For example:

"The English StackExchange site will pwn the crap out of all the other English language resource sites on the interwebs," said Jeff Atwood, CTO of Stack Overflow.

Though I can't find a reference at the moment, I feel I have also seen this form before:

"The English StackExchange site will pwn the crap out of all the other English language resource sites on the interwebs."
— Jeff Atwood, CTO of Stack Overflow

Is the second form acceptable? Is it proper?

Furthermore, is the person's title in the second form proper? Or should it be:

— Jeff Atwood, CTO, Stack Overflow

PS. No, it's not a real quote.

  • How about just "Blah blah blah" (Jeff Atwood, CTO, Stack Overflow) Jun 6, 2011 at 23:30
  • Seriously, if you're in the business of handing out press releases, you should already know what style you use. If you're not, why would you care? The press themselves will recast it for publication anyway. Jun 6, 2011 at 23:33

4 Answers 4


There are many ways to quote someone in a news release without using "said" in the sentence. Here are a few:

According to Jeff Atwood, ...

Jeff Atwood let slip that ...

Jeff Atwood announced that ...

With a bit of a laugh, Jeff Atwood intimated that ...

In a press release, Jeff Atwood stated: ...

There are as many ways to say this as there are synonyms for "said" — and if you read many news articles you will know that journalists and their editors (if they have any) like to avoid dull repetition. So do public relations people.

As for setting off a quote with an em dash, that's usually reserved for epigraphs or collections of quotations.

  • Also, as far as including the person's title in different ways, it can be as simple as so and so, who is the..., or president of x, so and so. Like Robusto said, it's about synonyms, and word order perhaps.
    – Elizabite
    Jun 7, 2011 at 1:18

Both are acceptable, depending on the requisite flow of the release. "Quote," said Someone. is perfectly fine. Just reference some top corporations' PR areas and see how it's done. I always reference Apple PR on such things for professionalism and feel.


For flowing text, keep it simple and use "said Name, Position" or "Position Name".

The second form is acceptable, but I'd use when compiling a list of quotes, rather than flowing text as is usual in press releases.

For the title, both forms are correct, use whatever sounds the most natural in context.

Here's some examples from Nokia:

"Since we announced the Nokia N9 in June this year, the feedback that it has gotten from discerning and avid smartphone users across the world has been nothing short of fantastic," said Ilari Nurmi, Vice President of Marketing, Nokia. "With the innovations in industrial design, user interface, and the Qt developer experience, the Nokia N9 sets the bar for how natural technology can feel, and represents the first in a number of products from Nokia that will be brought to life in similar fashion."

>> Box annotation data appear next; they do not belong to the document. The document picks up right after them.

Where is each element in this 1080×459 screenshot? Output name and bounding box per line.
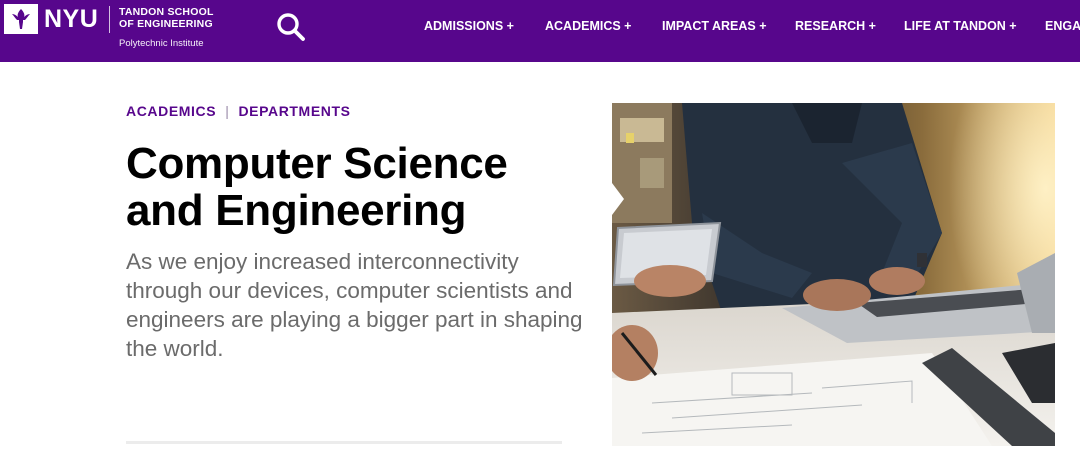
school-subtitle: Polytechnic Institute (119, 38, 204, 49)
breadcrumb-separator: | (225, 103, 230, 119)
school-name[interactable]: TANDON SCHOOL OF ENGINEERING (119, 6, 214, 30)
nav-item-admissions[interactable]: ADMISSIONS + (424, 17, 514, 35)
hero-image (612, 103, 1055, 446)
hero-photo-illustration (612, 103, 1055, 446)
logo-divider (109, 6, 110, 33)
breadcrumb-departments[interactable]: DEPARTMENTS (238, 103, 350, 119)
page-title: Computer Science and Engineering (126, 139, 508, 235)
search-button[interactable] (274, 10, 308, 44)
nyu-torch-logo[interactable] (4, 4, 38, 34)
nyu-wordmark[interactable]: NYU (44, 5, 98, 33)
school-name-line1: TANDON SCHOOL (119, 6, 214, 18)
nav-item-academics[interactable]: ACADEMICS + (545, 17, 631, 35)
content-divider (126, 441, 562, 444)
breadcrumb: ACADEMICS | DEPARTMENTS (126, 103, 351, 120)
nav-item-life-at-tandon[interactable]: LIFE AT TANDON + (904, 17, 1017, 35)
nav-item-engage[interactable]: ENGA (1045, 17, 1080, 35)
nav-item-research[interactable]: RESEARCH + (795, 17, 876, 35)
breadcrumb-academics[interactable]: ACADEMICS (126, 103, 216, 119)
search-icon (277, 13, 305, 41)
nav-item-impact-areas[interactable]: IMPACT AREAS + (662, 17, 767, 35)
torch-icon (12, 9, 30, 29)
page-lede: As we enjoy increased interconnectivity … (126, 249, 583, 361)
site-header: NYU TANDON SCHOOL OF ENGINEERING Polytec… (0, 0, 1080, 62)
school-name-line2: OF ENGINEERING (119, 17, 213, 30)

"We would both like to extend our sincere thanks to Olli-Pekka for his contribution and dedication to Nokia Siemens Networks," said Nokia CEO Stephen Elop and Siemens CFO Joe Kaeser.

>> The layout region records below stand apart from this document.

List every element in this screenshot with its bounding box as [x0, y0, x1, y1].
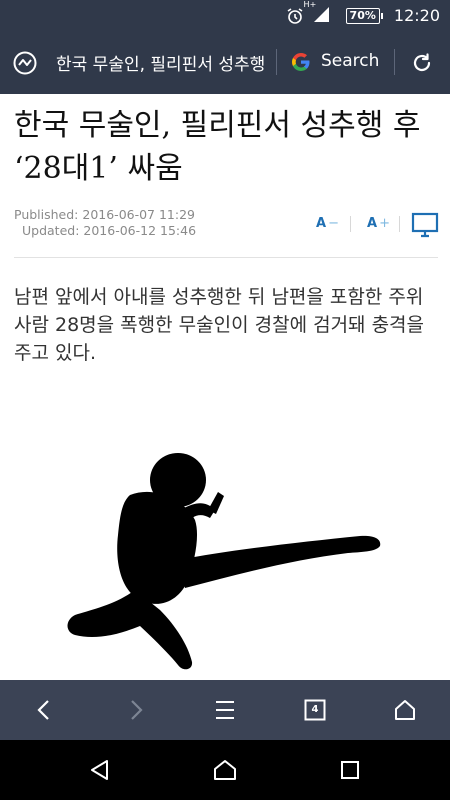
network-type: H+ [303, 0, 317, 9]
triangle-back-icon [91, 760, 108, 780]
system-navigation-bar [0, 740, 450, 800]
forward-button[interactable] [106, 680, 166, 740]
alarm-icon [286, 7, 304, 25]
back-button[interactable] [14, 680, 74, 740]
system-back-button[interactable] [70, 740, 130, 800]
clock: 12:20 [393, 6, 440, 25]
house-home-icon [214, 760, 236, 780]
system-recents-button[interactable] [320, 740, 380, 800]
tab-switcher-icon: 4 [304, 699, 326, 721]
article-lead: 남편 앞에서 아내를 성추행한 뒤 남편을 포함한 주위사람 28명을 폭행한 … [14, 286, 425, 364]
updated-date: Updated: 2016-06-12 15:46 [22, 223, 197, 238]
reload-icon[interactable] [410, 51, 434, 79]
trending-circle-icon[interactable] [12, 50, 38, 80]
square-recents-icon [341, 761, 359, 779]
kicking-silhouette-image [67, 453, 381, 670]
home-icon [395, 700, 415, 720]
chevron-left-icon [37, 700, 49, 720]
divider [394, 49, 395, 75]
browser-url-bar: 한국 무술인, 필리핀서 성추행 후 Search [0, 31, 450, 94]
status-bar: H+ 70% 12:20 [0, 0, 450, 31]
battery-indicator: 70% [345, 7, 384, 24]
monitor-icon[interactable] [411, 212, 439, 242]
divider [350, 216, 351, 232]
status-icons: H+ 70% 12:20 [286, 0, 440, 31]
menu-button[interactable] [195, 680, 255, 740]
font-increase-button[interactable]: A + [367, 216, 390, 231]
search-button[interactable]: Search [321, 51, 379, 71]
article-title: 한국 무술인, 필리핀서 성추행 후 ‘28대1’ 싸움 [14, 108, 421, 186]
divider [14, 257, 438, 258]
divider [276, 49, 277, 75]
article-dates: Published: 2016-06-07 11:29 Updated: 201… [14, 207, 196, 239]
minus-icon: − [328, 216, 339, 231]
browser-toolbar: 4 [0, 680, 450, 740]
divider [399, 216, 400, 232]
plus-icon: + [379, 216, 390, 231]
tab-count: 4 [311, 704, 319, 715]
url-field[interactable]: 한국 무술인, 필리핀서 성추행 후 [56, 50, 270, 74]
font-decrease-button[interactable]: A − [316, 216, 339, 231]
font-decrease-label: A [316, 216, 327, 231]
font-increase-label: A [367, 216, 378, 231]
system-home-button[interactable] [195, 740, 255, 800]
home-button[interactable] [375, 680, 435, 740]
tabs-button[interactable]: 4 [285, 680, 345, 740]
article-image [60, 440, 390, 684]
chevron-right-icon [131, 700, 143, 720]
google-g-icon[interactable] [290, 51, 312, 77]
published-date: Published: 2016-06-07 11:29 [14, 207, 196, 222]
signal-strength-icon: H+ [304, 0, 330, 27]
hamburger-menu-icon [216, 701, 234, 719]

The Game category grand prize winning app is Sparkle by 10tons. Sampo Toyssy, co-author of the app from 10tons, commented "We were surprised and feel greatly honored as we know many great games were submitted. Sparkle is one of our most successful products in Nokia's Ovi Store and the extra marketing promotion Nokia will do on our behalf is a tremendous boost for us." The Sparkle app, a mobile version of the popular PC game, was inspired by games like Puzz Loop and Zuma.
"Our developers continue to delight us with amazing, fun and useful apps," said Marco Argenti, senior vice president, developer ecosystem and marketplace. "We are pleased to present 10tons and BLStream the top awards in their respective categories for their creativity and innovation."

And some from Apple:

“Steve’s extraordinary vision and leadership saved Apple and guided it to its position as the world’s most innovative and valuable technology company,” said Art Levinson, Chairman of Genentech, on behalf of Apple's Board.

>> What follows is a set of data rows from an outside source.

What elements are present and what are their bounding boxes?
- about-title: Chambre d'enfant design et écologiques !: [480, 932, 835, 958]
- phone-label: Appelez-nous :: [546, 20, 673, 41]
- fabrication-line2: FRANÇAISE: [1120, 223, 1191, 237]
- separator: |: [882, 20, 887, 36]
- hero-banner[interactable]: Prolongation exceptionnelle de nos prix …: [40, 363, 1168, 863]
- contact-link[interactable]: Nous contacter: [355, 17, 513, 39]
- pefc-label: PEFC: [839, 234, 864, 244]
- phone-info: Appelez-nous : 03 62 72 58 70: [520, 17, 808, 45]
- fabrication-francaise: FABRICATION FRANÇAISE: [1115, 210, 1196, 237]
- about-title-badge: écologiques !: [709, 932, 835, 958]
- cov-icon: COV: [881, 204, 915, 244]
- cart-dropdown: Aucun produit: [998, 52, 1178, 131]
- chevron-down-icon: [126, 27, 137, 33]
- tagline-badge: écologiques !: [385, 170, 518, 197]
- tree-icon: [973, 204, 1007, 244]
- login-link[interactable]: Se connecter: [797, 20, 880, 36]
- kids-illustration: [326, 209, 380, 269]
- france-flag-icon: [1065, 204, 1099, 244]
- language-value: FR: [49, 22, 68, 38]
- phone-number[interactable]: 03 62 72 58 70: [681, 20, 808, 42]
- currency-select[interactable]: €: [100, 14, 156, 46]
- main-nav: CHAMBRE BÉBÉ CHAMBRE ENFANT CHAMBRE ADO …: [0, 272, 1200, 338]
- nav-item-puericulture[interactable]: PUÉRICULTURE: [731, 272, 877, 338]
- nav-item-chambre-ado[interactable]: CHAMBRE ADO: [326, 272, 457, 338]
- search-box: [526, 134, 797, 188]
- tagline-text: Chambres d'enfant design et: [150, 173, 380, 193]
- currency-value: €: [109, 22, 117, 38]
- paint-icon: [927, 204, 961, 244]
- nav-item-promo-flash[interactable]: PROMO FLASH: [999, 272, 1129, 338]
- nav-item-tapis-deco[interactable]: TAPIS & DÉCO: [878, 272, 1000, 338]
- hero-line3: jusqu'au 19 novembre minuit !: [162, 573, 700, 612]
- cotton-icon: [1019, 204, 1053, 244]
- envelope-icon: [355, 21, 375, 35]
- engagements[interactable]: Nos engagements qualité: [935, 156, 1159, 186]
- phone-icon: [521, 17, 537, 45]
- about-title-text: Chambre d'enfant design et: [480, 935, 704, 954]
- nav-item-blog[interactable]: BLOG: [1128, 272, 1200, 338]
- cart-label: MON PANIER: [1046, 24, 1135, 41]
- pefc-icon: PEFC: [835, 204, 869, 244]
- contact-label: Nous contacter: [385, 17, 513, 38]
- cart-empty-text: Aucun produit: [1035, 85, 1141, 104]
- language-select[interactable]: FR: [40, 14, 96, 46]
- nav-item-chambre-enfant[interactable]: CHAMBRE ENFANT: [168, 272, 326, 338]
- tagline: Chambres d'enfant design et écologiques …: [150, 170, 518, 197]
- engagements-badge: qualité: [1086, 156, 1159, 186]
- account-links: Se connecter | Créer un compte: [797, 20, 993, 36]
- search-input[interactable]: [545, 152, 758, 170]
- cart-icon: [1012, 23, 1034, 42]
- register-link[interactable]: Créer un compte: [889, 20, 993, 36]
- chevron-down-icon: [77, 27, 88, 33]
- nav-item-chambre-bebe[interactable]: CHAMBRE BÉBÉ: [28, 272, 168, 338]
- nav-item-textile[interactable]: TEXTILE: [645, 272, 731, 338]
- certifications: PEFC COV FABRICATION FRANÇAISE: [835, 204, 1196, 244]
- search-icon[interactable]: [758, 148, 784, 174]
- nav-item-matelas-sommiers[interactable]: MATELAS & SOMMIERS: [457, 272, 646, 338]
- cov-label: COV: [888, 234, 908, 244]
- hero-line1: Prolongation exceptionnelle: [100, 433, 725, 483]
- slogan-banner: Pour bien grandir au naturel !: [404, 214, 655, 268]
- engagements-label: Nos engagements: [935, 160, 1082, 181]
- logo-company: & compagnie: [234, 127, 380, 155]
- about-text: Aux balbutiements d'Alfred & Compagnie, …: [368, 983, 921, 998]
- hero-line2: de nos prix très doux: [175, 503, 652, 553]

“Lion is off to a great start, user reviews and industry reaction have been fantastic,” said Philip Schiller, Apple’s senior vice president of Worldwide Product Marketing. “Lion is a huge step forward, it’s not only packed with innovative features but it’s incredibly easy for users to update their Macs to the best OS we’ve ever made.”

“We’re thrilled to deliver our best quarter ever, with revenue up 82 percent and profits up 125 percent,” said Steve Jobs, Apple’s CEO. “Right now, we’re very focused and excited about bringing iOS 5 and iCloud to our users this fall.”

“We are extremely pleased with our performance which drove quarterly cash flow from operations of $11.1 billion, an increase of 131 percent year-over-year,” said Peter Oppenheimer, Apple’s CFO. “Looking ahead to the fourth fiscal quarter of 2011, we expect revenue of about $25 billion and we expect diluted earnings per share of about $5.50.”


I am probably very old school PR but we were taught to always say "said" and let the journalist/editor choose what words they want in there. "said" is neutral compared to "explained" "yelled" "stated" etc etc etc and does not lead to negative impressions.